Understanding transmits as if thrumming connection waves through the two of us. It's foreign, indescribable, but above it... powerful?

She knows I repeat this time, not maybe, not wondering, not a possibility for it to be otherwise. And the worst is how her eyes tell me that she accepts it.

"I'm sorry," my whisper is so low that I don't think the dragon can hear me.

I lift the blade, steel blazes under my palm, and she cocks her head to the side, the chain denting into the scales of her skin.

"Forgive me." I register how at this moment, I want to escape, take my brothers, see what else there is in this world.

The dragon thrums soothingly, a sound so many would run from; to me, it's what I imagine peace as.

Curling my other palm over the pommel, I inhale like I'd come up from the water in need of air. I look at her again for one, two, maybe three minutes. The time is endless, but then those glistening eyes, fire, and gold, youthful and peaceful, give me that same understanding as before of what I'm about to do.

And with a nod, I thrust it into her chest, into her heart.

She roars out a cry as I squeeze my eyes shut, strangled gasps surface from my lips, feeling the blade go deeper.

When warm thick liquid pools onto my hands, a sob escapes, and I pull free the dagger from the dragon, dropping it. I keep my eyes closed for everything, for the thumping of the body hitting solid ground, the wind drifting through the dungeons... this prison cave and the dragon soundless with chains no longer creaking.

"That wasn't so hard now, was it?" The queen calls out after what feels like minutes. Her voice is tormenting, and I can envision the smile on her face.

I don't open my eyes not until I slowly begin to twist around. With my head lowered, every single breath heaves from me as if I'd run for so long. "Why didn't you capture the Golden Thief?" Forcing myself not to spare a glance at the dragon, at what I'd done, I focus on the queen.

Her narrowing gaze locks on me in wicked amusement. "I wanted to test something out with him first." With lips slightly parted, she lifts her chin. "And he proved exactly what I'd suspected the second he entered."

Before I can ask what that is, she's already turned to walk out. I stare down at my bloodied hand, the dagger on the ground, and sharp guilt consumes me.

***

I barge back into my room with Freya jumping up from her bed as she clutches her chest. "Solaris," she says out of breath. "Nara what—"

"I need you to cover for me," I say, rushing to my chest of drawers and bending down to open it. The first thing I grab is my old sheath and double-ended blade before flipping the pocket over to find the fairy blood as well as my crescent. Taking it out, I squeeze it in my stained hands and exhale loosely. "I won't be long."

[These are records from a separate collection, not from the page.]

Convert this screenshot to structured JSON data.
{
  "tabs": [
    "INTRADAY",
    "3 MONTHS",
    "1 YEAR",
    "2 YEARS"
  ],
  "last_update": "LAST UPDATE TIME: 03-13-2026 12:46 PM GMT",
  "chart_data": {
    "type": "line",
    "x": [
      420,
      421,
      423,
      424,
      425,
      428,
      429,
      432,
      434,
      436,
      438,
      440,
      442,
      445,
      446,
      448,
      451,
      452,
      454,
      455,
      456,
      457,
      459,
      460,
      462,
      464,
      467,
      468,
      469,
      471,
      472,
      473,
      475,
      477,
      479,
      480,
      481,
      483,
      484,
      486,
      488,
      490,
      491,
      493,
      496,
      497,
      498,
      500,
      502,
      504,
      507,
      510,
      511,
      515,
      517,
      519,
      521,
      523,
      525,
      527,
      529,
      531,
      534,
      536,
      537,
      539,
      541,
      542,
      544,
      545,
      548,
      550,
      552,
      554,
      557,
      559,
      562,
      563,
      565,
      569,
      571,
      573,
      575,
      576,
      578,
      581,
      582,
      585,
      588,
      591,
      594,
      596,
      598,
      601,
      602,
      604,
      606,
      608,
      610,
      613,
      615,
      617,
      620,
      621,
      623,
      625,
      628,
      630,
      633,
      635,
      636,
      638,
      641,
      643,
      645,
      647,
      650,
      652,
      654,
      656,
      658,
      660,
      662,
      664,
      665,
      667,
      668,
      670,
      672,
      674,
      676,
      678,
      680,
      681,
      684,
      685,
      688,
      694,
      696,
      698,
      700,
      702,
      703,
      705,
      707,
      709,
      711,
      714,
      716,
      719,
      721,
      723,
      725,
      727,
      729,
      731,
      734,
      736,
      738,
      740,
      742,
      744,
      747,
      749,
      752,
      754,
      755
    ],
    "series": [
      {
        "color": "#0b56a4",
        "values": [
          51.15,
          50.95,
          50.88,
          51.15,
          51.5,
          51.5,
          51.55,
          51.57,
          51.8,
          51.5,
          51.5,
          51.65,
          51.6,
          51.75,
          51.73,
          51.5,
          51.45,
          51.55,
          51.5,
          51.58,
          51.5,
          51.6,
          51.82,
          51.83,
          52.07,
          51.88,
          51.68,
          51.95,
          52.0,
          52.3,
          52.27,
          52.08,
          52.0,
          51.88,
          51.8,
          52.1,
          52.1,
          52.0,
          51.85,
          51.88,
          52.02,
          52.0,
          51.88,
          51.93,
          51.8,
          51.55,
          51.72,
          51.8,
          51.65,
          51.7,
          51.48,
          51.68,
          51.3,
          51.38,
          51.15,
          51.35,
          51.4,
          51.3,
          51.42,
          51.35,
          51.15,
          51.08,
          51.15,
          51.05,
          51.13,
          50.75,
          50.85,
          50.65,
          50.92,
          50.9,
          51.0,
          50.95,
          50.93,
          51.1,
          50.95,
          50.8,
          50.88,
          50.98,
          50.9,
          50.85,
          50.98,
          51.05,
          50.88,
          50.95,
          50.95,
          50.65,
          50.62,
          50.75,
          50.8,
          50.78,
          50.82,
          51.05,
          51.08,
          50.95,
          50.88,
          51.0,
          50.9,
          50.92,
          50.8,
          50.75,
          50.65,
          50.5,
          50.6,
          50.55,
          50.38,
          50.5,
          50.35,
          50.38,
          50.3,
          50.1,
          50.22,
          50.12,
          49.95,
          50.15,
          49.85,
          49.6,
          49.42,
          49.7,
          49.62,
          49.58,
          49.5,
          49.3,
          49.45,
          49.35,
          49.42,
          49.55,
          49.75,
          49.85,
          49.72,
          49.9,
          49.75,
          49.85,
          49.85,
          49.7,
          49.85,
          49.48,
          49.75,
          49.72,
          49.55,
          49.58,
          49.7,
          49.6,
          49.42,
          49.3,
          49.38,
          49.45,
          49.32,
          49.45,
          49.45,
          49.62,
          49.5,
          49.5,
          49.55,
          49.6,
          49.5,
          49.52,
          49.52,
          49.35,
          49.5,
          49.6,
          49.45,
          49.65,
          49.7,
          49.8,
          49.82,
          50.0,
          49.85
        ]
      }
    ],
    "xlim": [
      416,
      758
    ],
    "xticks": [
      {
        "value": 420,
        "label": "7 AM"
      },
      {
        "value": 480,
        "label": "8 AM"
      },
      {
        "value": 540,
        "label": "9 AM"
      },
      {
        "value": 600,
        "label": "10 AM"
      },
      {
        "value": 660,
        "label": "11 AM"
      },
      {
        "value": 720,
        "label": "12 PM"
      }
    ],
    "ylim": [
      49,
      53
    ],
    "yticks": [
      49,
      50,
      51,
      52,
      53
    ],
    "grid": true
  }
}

Leaving the dungeons, I'd only had one thing on my mind. I'd kept to myself, distant and dazed, while the queen smiled, letting me know where our trust stood.

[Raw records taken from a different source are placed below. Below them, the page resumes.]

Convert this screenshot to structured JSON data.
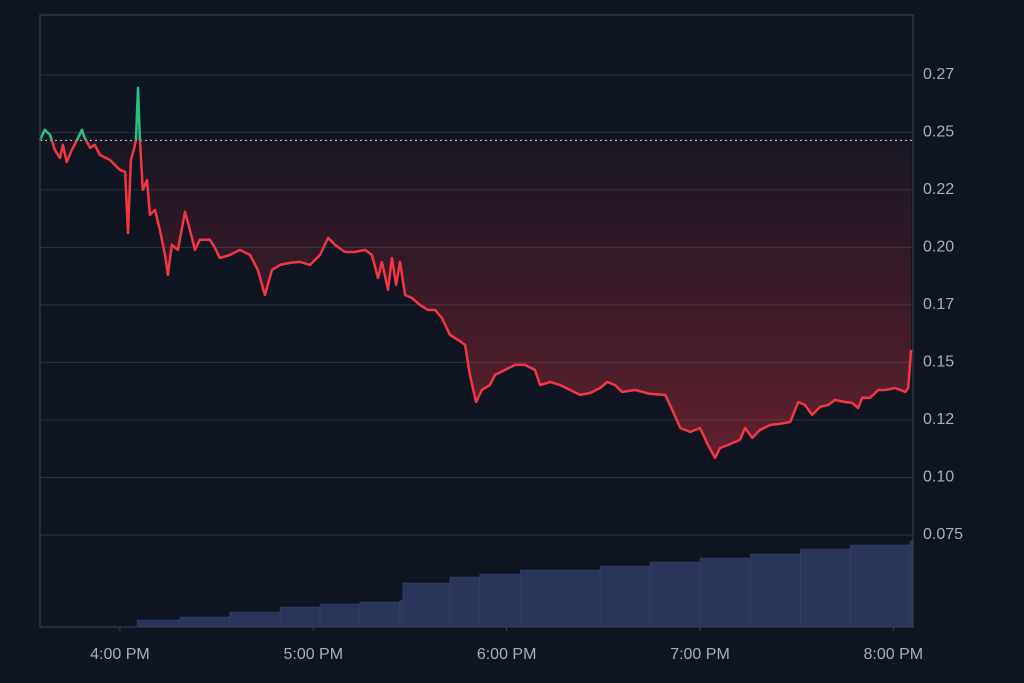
{
  "chart_data": {
    "type": "line",
    "x": [
      935.2,
      936.7,
      938.3,
      939.8,
      941.4,
      942.3,
      943.5,
      945.1,
      946.7,
      948.2,
      949.1,
      950.7,
      952.2,
      953.8,
      956.9,
      960,
      961.6,
      962.5,
      963.4,
      964.3,
      965,
      965.6,
      966.2,
      967.1,
      968.4,
      969.3,
      970.9,
      972.4,
      974,
      974.9,
      976.1,
      978,
      980.2,
      981.7,
      983.3,
      984.8,
      987.9,
      989.5,
      991,
      994.1,
      997.2,
      1000.4,
      1002.8,
      1005,
      1007.2,
      1009.7,
      1012.8,
      1015.9,
      1019,
      1022.1,
      1024.6,
      1026.7,
      1029.8,
      1032.9,
      1036.1,
      1038.2,
      1040.1,
      1041.3,
      1043.2,
      1044.4,
      1045.7,
      1046.9,
      1048.5,
      1050.6,
      1053.1,
      1055.6,
      1057.8,
      1059.9,
      1062.4,
      1064.9,
      1067.1,
      1068.6,
      1070.5,
      1072.3,
      1074.8,
      1076.4,
      1079.5,
      1082.6,
      1085.7,
      1088.8,
      1090.4,
      1093.5,
      1096.6,
      1099.7,
      1102.8,
      1105.9,
      1109,
      1111.2,
      1113.6,
      1115.8,
      1119.9,
      1124.5,
      1129.2,
      1131.4,
      1133.9,
      1137,
      1140,
      1142.5,
      1144.7,
      1146.2,
      1148.7,
      1152.4,
      1154,
      1156.2,
      1158.7,
      1161.8,
      1164.9,
      1168,
      1170.5,
      1172.6,
      1174.8,
      1177.3,
      1179.8,
      1181.9,
      1185,
      1187.2,
      1189.1,
      1190.3,
      1192.8,
      1195.3,
      1197.5,
      1200.6,
      1203.7,
      1204.6,
      1205.5
    ],
    "values": [
      0.2467,
      0.2511,
      0.2489,
      0.2424,
      0.2389,
      0.2446,
      0.2371,
      0.2424,
      0.2467,
      0.2511,
      0.2476,
      0.2433,
      0.2446,
      0.2402,
      0.238,
      0.2337,
      0.2328,
      0.2063,
      0.238,
      0.2424,
      0.2467,
      0.2693,
      0.2467,
      0.225,
      0.2293,
      0.2141,
      0.2163,
      0.2076,
      0.1967,
      0.188,
      0.2011,
      0.1989,
      0.2154,
      0.2076,
      0.1989,
      0.2033,
      0.2033,
      0.1998,
      0.1954,
      0.1967,
      0.1989,
      0.1967,
      0.1902,
      0.1793,
      0.1902,
      0.1924,
      0.1933,
      0.1937,
      0.1924,
      0.1967,
      0.2041,
      0.2011,
      0.198,
      0.198,
      0.1989,
      0.1967,
      0.1867,
      0.1937,
      0.1815,
      0.1954,
      0.1837,
      0.1937,
      0.1793,
      0.178,
      0.175,
      0.1728,
      0.1728,
      0.1693,
      0.162,
      0.1598,
      0.1576,
      0.1446,
      0.1328,
      0.138,
      0.1402,
      0.1446,
      0.1467,
      0.1489,
      0.1489,
      0.1467,
      0.1402,
      0.1415,
      0.1402,
      0.138,
      0.1359,
      0.1367,
      0.1389,
      0.1415,
      0.1402,
      0.1372,
      0.138,
      0.1363,
      0.1359,
      0.1293,
      0.1215,
      0.1198,
      0.1215,
      0.1141,
      0.1085,
      0.1128,
      0.1141,
      0.1163,
      0.1215,
      0.1172,
      0.1207,
      0.1228,
      0.1233,
      0.1241,
      0.1328,
      0.1315,
      0.1272,
      0.1307,
      0.1315,
      0.1337,
      0.1328,
      0.1324,
      0.1302,
      0.1346,
      0.1346,
      0.138,
      0.138,
      0.1389,
      0.1372,
      0.1389,
      0.1554
    ],
    "reference": 0.2465,
    "up_color": "#26c281",
    "down_color": "#f23645",
    "xlim": [
      935.2,
      1206.1
    ],
    "xticks": [
      {
        "value": 960,
        "label": "4:00 PM"
      },
      {
        "value": 1020,
        "label": "5:00 PM"
      },
      {
        "value": 1080,
        "label": "6:00 PM"
      },
      {
        "value": 1140,
        "label": "7:00 PM"
      },
      {
        "value": 1200,
        "label": "8:00 PM"
      }
    ],
    "ylim": [
      0.035,
      0.301
    ],
    "yticks": [
      0.075,
      {
        "value": 0.1,
        "label": "0.10"
      },
      {
        "value": 0.125,
        "label": "0.12"
      },
      0.15,
      {
        "value": 0.175,
        "label": "0.17"
      },
      {
        "value": 0.2,
        "label": "0.20"
      },
      {
        "value": 0.225,
        "label": "0.22"
      },
      0.25,
      {
        "value": 0.275,
        "label": "0.27"
      }
    ],
    "grid": true,
    "volume": {
      "color": "#2b3559",
      "x": [
        965.3,
        978.6,
        994.1,
        1009.7,
        1022.1,
        1034.5,
        1046.9,
        1047.8,
        1062.4,
        1071.7,
        1084.2,
        1109,
        1124.5,
        1140,
        1155.6,
        1171.1,
        1186.6,
        1205.2
      ],
      "values": [
        7,
        10,
        15,
        20,
        23,
        25,
        27,
        44,
        50,
        53,
        57,
        61,
        65,
        69,
        73,
        78,
        82,
        86
      ],
      "ylim": [
        0,
        100
      ]
    }
  }
}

"Hold on," Freya says, but I'm already making my way to the door. "Cover for you? Where are you going?"

"The Draggards," Is all I answer with, and just as I pry the door open, Freya rushes over the beds, slamming it back closed.

I look up at her and the unsettled furrow of her brows as she says in a low warning, "Nara—"

"Please?" I beg, my voice sounding weak as the memory of the dragon flashes and the blood, the way those eyes glanced at me like she understood what I was about to do—

"I can't," Freya mutters that for a second, the memory vanishes, and I frown at her, prepared to ask why not when she lets go and says with severeness, "Because I'm coming with you."

I open my mouth, not knowing what I want to say, but she beats me to it. "And you're going to explain everything that's been going on with you lately."